The good news is that if you have a 401(k) plan through work, you may find the process of building a retirement nest egg pretty seamless. All you have to do is sign up, and your employer will deduct 401(k) contributions from your pay automatically so you stay on track.
You may be curious as to how much money older Americans have saved in their 401(k) plans so you know what sort of balance to aim for. But you should know that the typical American aged 65 and over does not have a lot of money saved in a 401(k) at all.
Each year, Vanguard compiles data on 401(k) savings rate. In its most recent report, it found that the average 401(k) balance among Americans age 65 and older is $299,442. But there's more to the story than that.
Vanguard also reports that the median 401(k) balance for Americans 65 and older is $95,425. And when you have a median that's much lower than an average, it tends to indicate that the median is the more representative number.
But even if we take that average $299,442, it's not a whole lot of money. Let's round it to $300,000 to make life easier and apply the 4% rule to that balance. That results in an annual income of just $12,000.
Granted, that's on top of Social Security. But we just learned that the typical retiree today gets about $24,000 a year. If a $36,000 annual income doesn't sound great to you, then you'll want to aim to save more in your 401(k) than the typical older American.

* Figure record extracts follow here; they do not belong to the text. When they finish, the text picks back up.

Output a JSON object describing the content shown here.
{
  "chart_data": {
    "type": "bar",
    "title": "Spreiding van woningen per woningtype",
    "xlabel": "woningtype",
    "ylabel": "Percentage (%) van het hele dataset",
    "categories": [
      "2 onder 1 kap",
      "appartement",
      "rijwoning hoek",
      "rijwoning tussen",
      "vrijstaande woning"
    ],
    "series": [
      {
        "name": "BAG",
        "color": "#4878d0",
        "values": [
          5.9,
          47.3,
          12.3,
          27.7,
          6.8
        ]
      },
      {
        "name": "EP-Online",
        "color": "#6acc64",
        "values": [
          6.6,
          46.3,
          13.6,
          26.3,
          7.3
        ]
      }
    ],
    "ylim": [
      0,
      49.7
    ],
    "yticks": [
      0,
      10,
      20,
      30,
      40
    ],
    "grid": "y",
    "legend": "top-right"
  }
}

You might think that an almost $300,000 401(k) balance is fantastic. In reality, it may leave you short of your annual retirement income goals. The good news, though, is that with the right approach, you can set yourself up to retire with a much larger 401(k) balance.
First, begin funding your retirement plan immediately. The younger you are, the more time you'll give your money to grow.
Next, make sure to claim your workplace match in full every year. If need be, push yourself to take on a side hustle so you're able to contribute enough money to snag every dollar your employer is willing to give you.
Finally, invest your 401(k) aggressively while you're in the process of building it up. You can take a more conservative approach when you're within a few years of tapping it. But if retirement isn't right around the corner, go heavy on stocks. You may specifically want to put your money into a low-cost S&P 500 index fund, which could give you strong returns and instant diversification.
Retiring with a modest amount of money in a 401(k) is far better than retiring with no savings at all. But the reality is that the average 401(k) balance today among older Americans may not go very far.
With the right approach, your 401(k) might do a lot better. And that could lead to the retirement of your dreams.